The NRF predicts consumers will spend $4.96 billion this Halloween, up significantly from just $3.29 billion a year ago. And more Americans will be celebrating--nearly two-thirds will mark the holiday somehow, compared to 52.5 percent that celebrated in 2005, with an average per-person spending of $59.06.
Why the new appeal of such an old holiday? "Retailers have been working extra hard to promote this holiday with ads and merchandising," said P.K. Kannan, Harvey Sanders Associate Professor of Marketing at the University of Maryland. "Retailers have been trying to get consumers in the mood to stretch out the holiday sales, rather than wait for it all to occur between Thanksgiving and Christmas. So Halloween is increasingly seen as the official start of the holiday season and mood."

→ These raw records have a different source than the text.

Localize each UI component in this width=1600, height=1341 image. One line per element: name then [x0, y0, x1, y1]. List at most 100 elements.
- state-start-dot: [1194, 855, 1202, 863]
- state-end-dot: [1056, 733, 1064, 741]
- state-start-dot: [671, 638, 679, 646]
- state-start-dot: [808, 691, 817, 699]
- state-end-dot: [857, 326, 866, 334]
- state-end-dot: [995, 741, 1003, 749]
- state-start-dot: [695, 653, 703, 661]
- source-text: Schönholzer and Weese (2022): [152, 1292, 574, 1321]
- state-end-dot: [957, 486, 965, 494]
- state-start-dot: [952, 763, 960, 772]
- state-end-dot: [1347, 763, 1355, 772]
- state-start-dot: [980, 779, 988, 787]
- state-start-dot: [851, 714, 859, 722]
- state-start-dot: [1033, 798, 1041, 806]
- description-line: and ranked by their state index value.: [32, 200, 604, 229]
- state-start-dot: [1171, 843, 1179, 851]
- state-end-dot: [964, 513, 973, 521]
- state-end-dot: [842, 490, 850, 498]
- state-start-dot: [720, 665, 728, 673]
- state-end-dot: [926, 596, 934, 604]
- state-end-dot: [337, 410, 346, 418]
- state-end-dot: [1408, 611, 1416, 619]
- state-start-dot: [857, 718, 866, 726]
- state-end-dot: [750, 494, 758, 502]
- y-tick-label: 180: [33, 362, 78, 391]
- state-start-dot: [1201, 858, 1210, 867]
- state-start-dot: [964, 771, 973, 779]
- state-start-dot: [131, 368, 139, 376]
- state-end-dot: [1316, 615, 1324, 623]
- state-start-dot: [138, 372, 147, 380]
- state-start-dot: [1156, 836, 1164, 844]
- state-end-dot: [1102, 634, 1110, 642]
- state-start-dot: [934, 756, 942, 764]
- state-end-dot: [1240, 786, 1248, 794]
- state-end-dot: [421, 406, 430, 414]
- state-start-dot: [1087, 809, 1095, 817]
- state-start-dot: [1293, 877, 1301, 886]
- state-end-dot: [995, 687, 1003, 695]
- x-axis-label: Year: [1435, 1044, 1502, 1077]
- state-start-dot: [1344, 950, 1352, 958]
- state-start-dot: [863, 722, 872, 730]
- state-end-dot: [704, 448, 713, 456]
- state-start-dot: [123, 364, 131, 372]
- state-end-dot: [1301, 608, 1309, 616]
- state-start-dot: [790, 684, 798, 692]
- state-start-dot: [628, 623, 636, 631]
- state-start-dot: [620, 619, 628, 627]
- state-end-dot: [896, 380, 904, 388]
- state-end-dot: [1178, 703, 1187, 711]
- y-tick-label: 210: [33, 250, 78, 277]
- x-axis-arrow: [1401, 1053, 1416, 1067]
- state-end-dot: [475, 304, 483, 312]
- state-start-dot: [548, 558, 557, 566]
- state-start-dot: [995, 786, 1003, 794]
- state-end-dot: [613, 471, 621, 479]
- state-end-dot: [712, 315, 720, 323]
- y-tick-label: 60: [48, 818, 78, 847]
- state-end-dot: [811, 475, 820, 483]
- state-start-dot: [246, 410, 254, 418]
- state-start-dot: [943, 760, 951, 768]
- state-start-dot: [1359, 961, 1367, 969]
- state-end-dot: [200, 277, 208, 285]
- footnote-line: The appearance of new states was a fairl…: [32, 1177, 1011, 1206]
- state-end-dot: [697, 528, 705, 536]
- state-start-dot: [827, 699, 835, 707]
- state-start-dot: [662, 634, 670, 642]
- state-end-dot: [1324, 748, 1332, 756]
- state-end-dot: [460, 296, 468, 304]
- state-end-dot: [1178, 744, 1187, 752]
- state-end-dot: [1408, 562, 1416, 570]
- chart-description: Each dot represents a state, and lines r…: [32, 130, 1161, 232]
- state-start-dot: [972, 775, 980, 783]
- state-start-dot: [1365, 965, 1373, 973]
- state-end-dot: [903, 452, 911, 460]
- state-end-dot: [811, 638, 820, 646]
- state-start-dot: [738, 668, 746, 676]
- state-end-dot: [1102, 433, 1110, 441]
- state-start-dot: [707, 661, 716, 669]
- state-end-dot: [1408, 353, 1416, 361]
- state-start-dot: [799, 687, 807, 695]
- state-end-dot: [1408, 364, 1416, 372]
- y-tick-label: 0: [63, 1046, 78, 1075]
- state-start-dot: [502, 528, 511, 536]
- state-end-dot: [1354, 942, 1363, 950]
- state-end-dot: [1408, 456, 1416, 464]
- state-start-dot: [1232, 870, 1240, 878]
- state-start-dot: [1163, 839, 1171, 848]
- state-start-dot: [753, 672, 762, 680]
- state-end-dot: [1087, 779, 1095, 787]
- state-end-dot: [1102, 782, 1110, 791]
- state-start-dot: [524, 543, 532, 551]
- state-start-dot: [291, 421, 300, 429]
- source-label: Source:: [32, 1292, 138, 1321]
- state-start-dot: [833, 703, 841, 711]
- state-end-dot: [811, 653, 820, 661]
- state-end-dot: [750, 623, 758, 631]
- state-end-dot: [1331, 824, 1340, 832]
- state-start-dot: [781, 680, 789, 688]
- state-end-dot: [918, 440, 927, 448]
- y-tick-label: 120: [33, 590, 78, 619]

Experts say the real change is in home décor. Halloween continues to be the second-biggest decorating holiday of the year after Christmas, and this year, 67 percent of consumers plan to purchase Halloween décor. Some 49 percent plan to decorate either their home or their yard. Kannan calls the decorating craze "social contagion. People see other people decorating their houses and having fun, and soon they get the fever and emulate their neighbors."

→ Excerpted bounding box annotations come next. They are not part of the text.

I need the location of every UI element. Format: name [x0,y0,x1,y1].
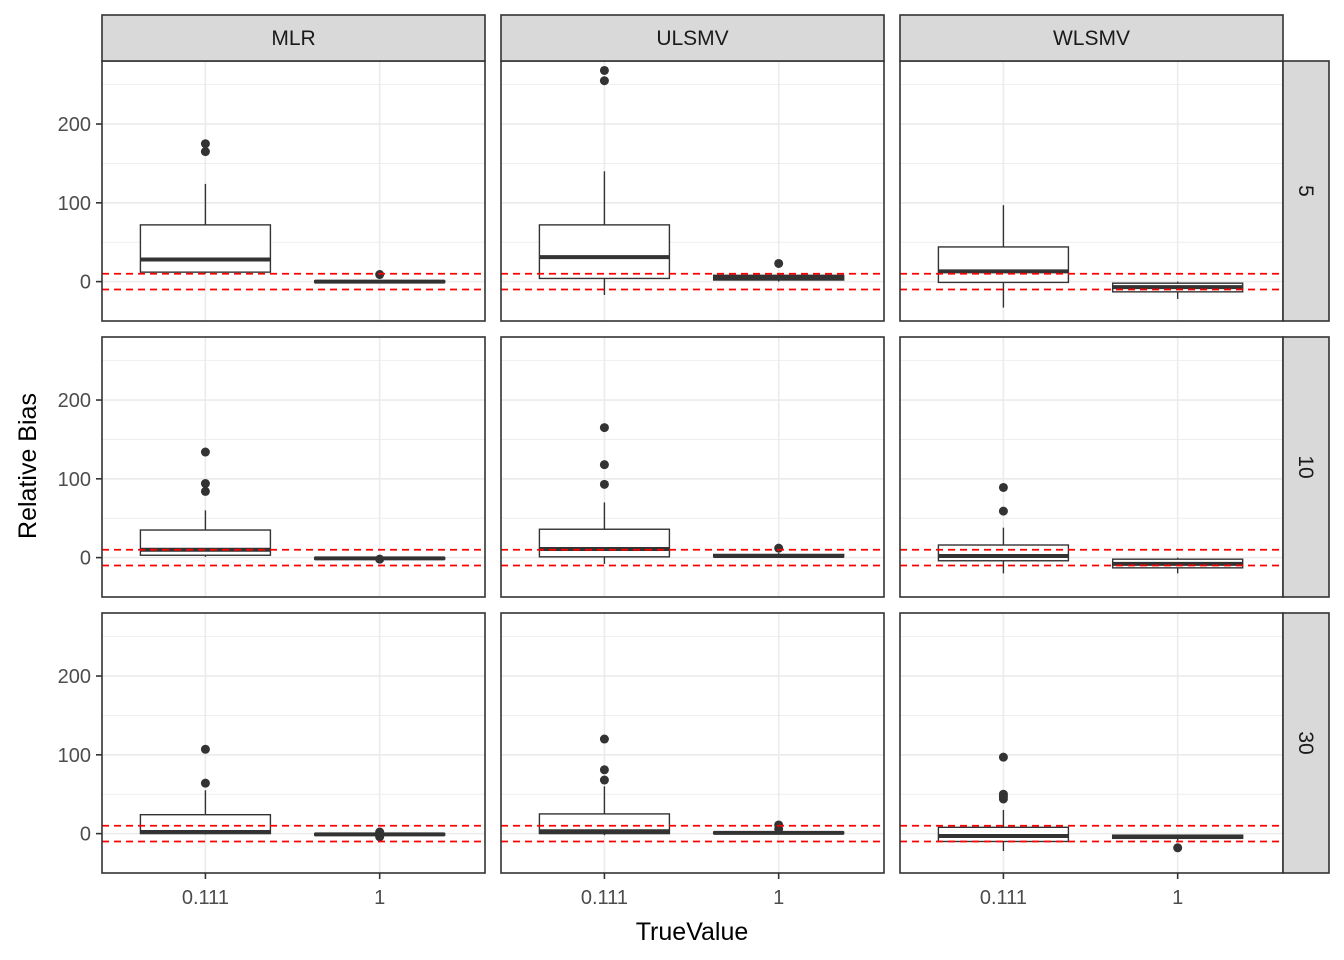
panel-ulsmv-30 [500,612,885,874]
strip-background [101,14,486,62]
y-tick-label: 100 [58,745,91,767]
strip-label: ULSMV [656,27,728,50]
outlier-point [599,734,609,744]
outlier-point [774,543,784,553]
y-tick-label: 0 [80,824,91,846]
outlier-point [200,479,210,489]
outlier-point [998,789,1008,799]
outlier-point [200,486,210,496]
strip-label: WLSMV [1053,27,1130,50]
strip-row-10: 10 [1282,336,1330,598]
outlier-point [998,506,1008,516]
box-iqr [538,528,671,558]
box-iqr [139,224,272,273]
box-0_111 [937,205,1070,308]
outlier-point [200,447,210,457]
axes-layer: 0 100 200 0 100 200 0 100 200 0.111 1 0.111 1 0.111 1 [58,114,1184,909]
box-0_111 [139,744,272,835]
y-tick-label: 100 [58,193,91,215]
box-iqr [538,224,671,280]
box-1 [1111,281,1244,299]
outlier-point [200,139,210,149]
strip-label: 30 [1294,731,1317,754]
strip-wlsmv: WLSMV [899,14,1284,62]
outlier-point [375,827,385,837]
strip-background [1282,612,1330,874]
x-tick-label: 0.111 [980,887,1027,909]
x-tick-label: 1 [773,887,784,909]
y-tick-label: 200 [58,390,91,412]
y-tick-label: 0 [80,272,91,294]
strip-background [500,14,885,62]
panel-mlr-10 [101,336,486,598]
outlier-point [998,752,1008,762]
strip-row-5: 5 [1282,60,1330,322]
panel-wlsmv-5 [899,60,1284,322]
outlier-point [599,479,609,489]
x-tick-label: 1 [374,887,385,909]
strip-label: 5 [1294,185,1317,197]
y-tick-label: 200 [58,114,91,136]
box-iqr [538,813,671,835]
panel-mlr-30 [101,612,486,874]
box-iqr [937,246,1070,284]
panels-layer [101,60,1284,874]
strip-background [899,14,1284,62]
outlier-point [200,744,210,754]
outlier-point [1173,843,1183,853]
x-tick-label: 0.111 [581,887,628,909]
x-tick-label: 0.111 [182,887,229,909]
box-1 [313,270,446,284]
panel-mlr-5 [101,60,486,322]
y-tick-label: 0 [80,548,91,570]
outlier-point [599,76,609,86]
panel-wlsmv-10 [899,336,1284,598]
outlier-point [200,778,210,788]
strip-ulsmv: ULSMV [500,14,885,62]
box-1 [313,554,446,564]
box-0_111 [538,65,671,295]
panel-border [101,612,486,874]
strip-label: MLR [271,27,315,50]
panel-border [500,612,885,874]
x-tick-label: 1 [1172,887,1183,909]
strip-label: 10 [1294,455,1317,478]
outlier-point [599,460,609,470]
strip-background [1282,336,1330,598]
panel-wlsmv-30 [899,612,1284,874]
box-1 [313,827,446,842]
panel-border [101,336,486,598]
x-axis-title: TrueValue [636,918,749,946]
strip-mlr: MLR [101,14,486,62]
box-0_111 [937,752,1070,851]
outlier-point [599,775,609,785]
strip-background [1282,60,1330,322]
box-0_111 [538,734,671,836]
y-tick-label: 100 [58,469,91,491]
outlier-point [599,65,609,75]
box-0_111 [139,139,272,274]
y-axis-title: Relative Bias [14,393,42,539]
outlier-point [599,765,609,775]
strips-layer: MLR ULSMV WLSMV 5 10 30 [101,14,1330,874]
panel-background [102,61,485,321]
outlier-point [998,482,1008,492]
y-tick-label: 200 [58,666,91,688]
panel-ulsmv-10 [500,336,885,598]
strip-row-30: 30 [1282,612,1330,874]
box-1 [1111,834,1244,853]
box-1 [1111,557,1244,574]
outlier-point [200,147,210,157]
box-0_111 [538,423,671,564]
panel-ulsmv-5 [500,60,885,322]
box-1 [712,258,845,282]
box-iqr [937,544,1070,562]
outlier-point [599,423,609,433]
outlier-point [375,554,385,564]
outlier-point [774,258,784,268]
panel-border [500,336,885,598]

K mart, for example, is expecting big sales of its 8-foot inflatable globe, featuring swirling ghosts and a life-sized grim reaper--a Halloween version of the popular lawn-sized "snow globes" found in yards during the Christmas season.
Costco, however, has cut back on its Halloween décor items. "Candy will be huge, of course, and we do costumes, but in terms of décor, except for a few lights, we low-key it," says a spokesman. Those costumes are predicted to a bigger business than ever. The NRF said yesterday that it expects the most popular costumes for kids to be princesses (4 million kids), pirates (1.7 million) and witches (1.7 million.)
Overall, 34 percent of adults dress up, too, with the highest percentage (62.8 percent) in the 18 to 24 crowd. For adults, the winners are witches (6.2 million), pirates (1.3 million) and vampires (1.3 million).
And this year, even the dogs are putting on the dog: Pet costumes are expected to be hot, whether it's a Princess Leia get-up at Target or the Bumblebee look at Petco.